Doomsdays for the Gregorian calendar
Mon. Tue. Wed. Thu. Fri. Sat. Sun. Mon. Tue. Wed. Thu. Fri. Sat. Sun.
1898 1899 1900 1901 1902 1903 1904 1905 1906 1907 1908 1909
1910 1911 1912 1913 1914 1915 1916 1917 1918 1919 1920
1921 1922 1923 1924 1925 1926 1927 1928 1929 1930 1931
1932 1933 1934 1935 1936 1937 1938 1939 1940 1941 1942 1943
1944 1945 1946 1947 1948 1949 1950 1951 1952 1953 1954
1955 1956 1957 1958 1959 1960 1961 1962 1963 1964 1965
1966 1967 1968 1969 1970 1971 1972 1973 1974 1975 1976
1977 1978 1979 1980 1981 1982 1983 1984 1985 1986 1987
1988 1989 1990 1991 1992 1993 1994 1995 1996 1997 1998 1999
2000 2001 2002 2003 2004 2005 2006 2007 2008 2009 2010
2011 2012 2013 2014 2015 2016 2017 2018 2019 2020 2021
2022 2023 2024 2025 2026 2027 2028 2029 2030 2031 2032
2033 2034 2035 2036 2037 2038 2039 2040 2041 2042 2043
2044 2045 2046 2047 2048 2049 2050 2051 2052 2053 2054 2055
2056 2057 2058 2059 2060 2061 2062 2063 2064 2065 2066
2067 2068 2069 2070 2071 2072 2073 2074 2075 2076 2077
2078 2079 2080 2081 2082 2083 2084 2085 2086 2087 2088
2089 2090 2091 2092 2093 2094 2095 2096 2097 2098 2099 2100

Notes: Fill in the table horizontally, skipping one column for each leap year. This table cycles every 28 years, except in the Gregorian calendar on years multiple of 100 (like 1900 which is not a leap year) that are not multiple of 400 (like 2000 which is still a leap year). The full cycle is 28 years (1,461 weeks) in the Julian calendar, 400 years (20,871 weeks) in the Gregorian calendar.

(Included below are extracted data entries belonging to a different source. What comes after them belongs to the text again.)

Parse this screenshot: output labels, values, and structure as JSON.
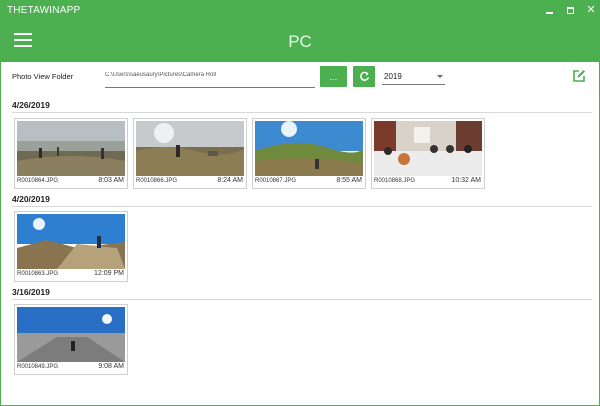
{
  "window": {
    "title": "THETAWINAPP"
  },
  "header": {
    "title": "PC"
  },
  "toolbar": {
    "folder_label": "Photo View Folder",
    "folder_path": "C:\\Users\\saeusaury\\Pictures\\Camera Roll",
    "browse_label": "...",
    "year": "2019"
  },
  "colors": {
    "accent": "#4caf50"
  },
  "groups": [
    {
      "date": "4/26/2019",
      "photos": [
        {
          "file": "R0010864.JPG",
          "time": "8:03 AM"
        },
        {
          "file": "R0010866.JPG",
          "time": "8:24 AM"
        },
        {
          "file": "R0010867.JPG",
          "time": "8:55 AM"
        },
        {
          "file": "R0010868.JPG",
          "time": "10:32 AM"
        }
      ]
    },
    {
      "date": "4/20/2019",
      "photos": [
        {
          "file": "R0010863.JPG",
          "time": "12:09 PM"
        }
      ]
    },
    {
      "date": "3/16/2019",
      "photos": [
        {
          "file": "R0010849.JPG",
          "time": "9:08 AM"
        }
      ]
    }
  ]
}
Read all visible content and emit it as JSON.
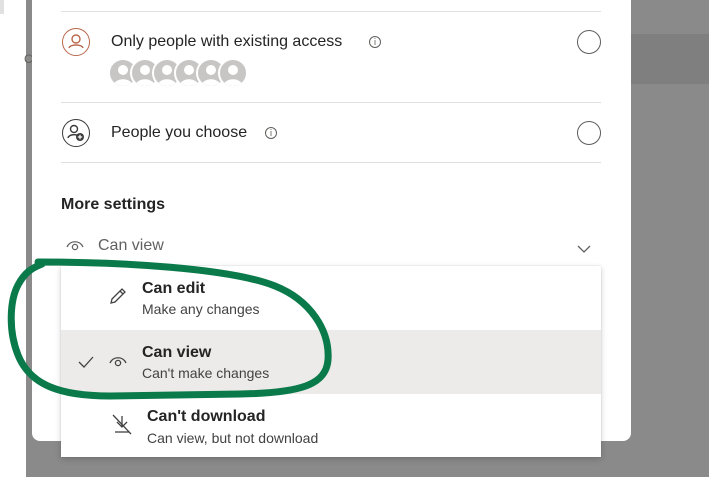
{
  "left_strip": {
    "letter": "C"
  },
  "sharing_options": [
    {
      "label": "Only people with existing access",
      "info_icon": "info-icon",
      "selected": false
    },
    {
      "label": "People you choose",
      "info_icon": "info-icon",
      "selected": false
    }
  ],
  "info_glyph": "i",
  "more_settings": {
    "title": "More settings",
    "current_permission": "Can view"
  },
  "permission_menu": [
    {
      "title": "Can edit",
      "subtitle": "Make any changes",
      "icon": "pencil-icon",
      "selected": false
    },
    {
      "title": "Can view",
      "subtitle": "Can't make changes",
      "icon": "eye-icon",
      "selected": true
    },
    {
      "title": "Can't download",
      "subtitle": "Can view, but not download",
      "icon": "no-download-icon",
      "selected": false
    }
  ],
  "colors": {
    "annotation": "#0b7a4b",
    "selected_bg": "#edebe9",
    "existing_access_icon": "#b9674b"
  }
}
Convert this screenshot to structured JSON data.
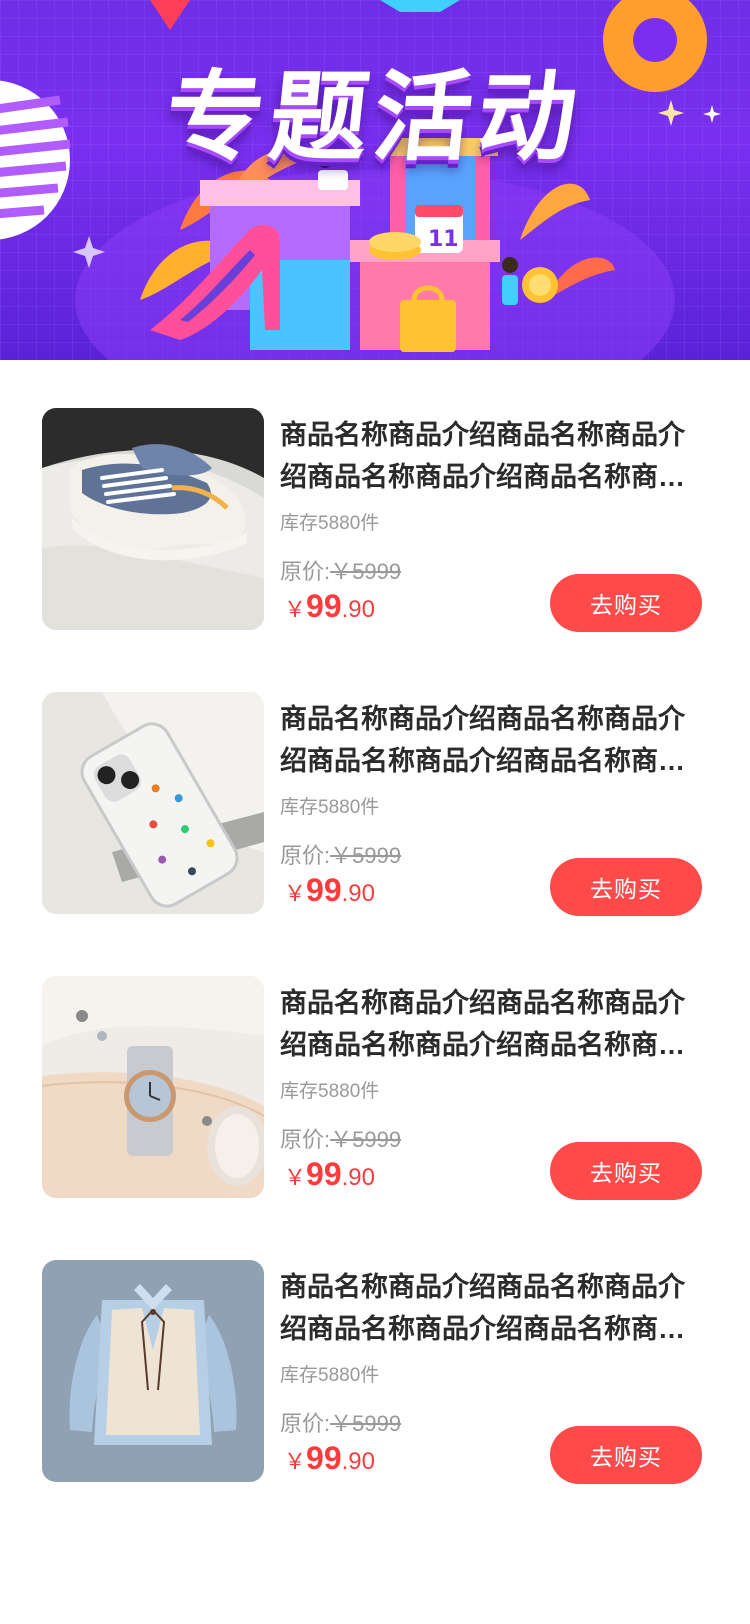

## Memorable dates that always land on Doomsday

One can easily find the day of the week of a given calendar date by using a nearby doomsday as a reference point. To help with this, the following is a list of easy-to-remember dates for each month that always land on the doomsday.

As mentioned above, the last day of February defines the doomsday. For January, January 3 is a doomsday during common years and January 4 a doomsday during leap years, which can be remembered as "the 3rd during 3 years in 4, and the 4th in the 4th year". For March, one can remember the pseudo-date "March 0", which refers to the day before March 1, i.e. the last day of February.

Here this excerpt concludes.